Landau et al. reported that CPK levels more than 5000 IU/l in six out of seven patients who have physical activity or intramuscular injection, before the blood testing. It has been claimed that exercise in patients using isotretinoin may cause elevated serum CPK levels . Tillman et al. reported that the patient’s recent exercise level was the major factor on CPK value . Bettoli et al. examined CPK levels in 63 patients receiving isotretinoin for nodulocystic acne. There was increased CPK levels in 10 of 63 patients (16%).
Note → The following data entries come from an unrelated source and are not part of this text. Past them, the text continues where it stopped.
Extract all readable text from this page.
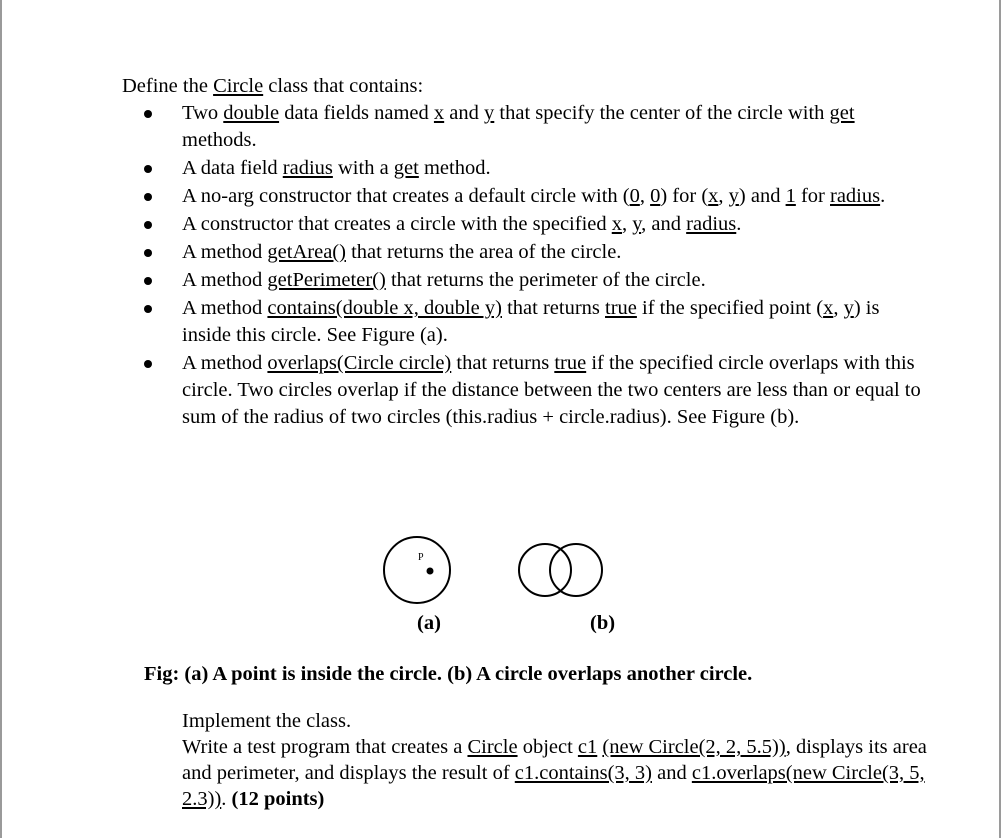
Define the Circle class that contains:
Two double data fields named x and y that specify the center of the circle with get methods.
A data field radius with a get method.
A no-arg constructor that creates a default circle with (0, 0) for (x, y) and 1 for radius.
A constructor that creates a circle with the specified x, y, and radius.
A method getArea() that returns the area of the circle.
A method getPerimeter() that returns the perimeter of the circle.
A method contains(double x, double y) that returns true if the specified point (x, y) is inside this circle. See Figure (a).
A method overlaps(Circle circle) that returns true if the specified circle overlaps with this circle. Two circles overlap if the distance between the two centers are less than or equal to sum of the radius of two circles (this.radius + circle.radius). See Figure (b).
P
(a)	(b)
Fig: (a) A point is inside the circle. (b) A circle overlaps another circle.

Implement the class.

Write a test program that creates a Circle object c1 (new Circle(2, 2, 5.5)), displays its area and perimeter, and displays the result of c1.contains(3, 3) and c1.overlaps(new Circle(3, 5, 2.3)). (12 points)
It was found that the most patients (8/10) have elevations less than three times the normal values and only one patient had myalgia . In present study, 4 patients had mildly elevated CPK levels in isotretinoin group. One of them had myalgia, the others had no musculoskeletal symptoms. Also, serum CPK levels were not related with muscle strength in patients using isotretinoin. Even in patients with high serum CPK levels, muscle strength may be normal. Elevated serum CPK levels with or without muscular symptoms in patients receiving isotretinoin seems to be a benign condition. The results of this study show that the periodic blood testing for CPK levels is unnecessary in all patients on isotretinoin treatment. The serum CPK levels may be requested from the patients only with severe muscle pain.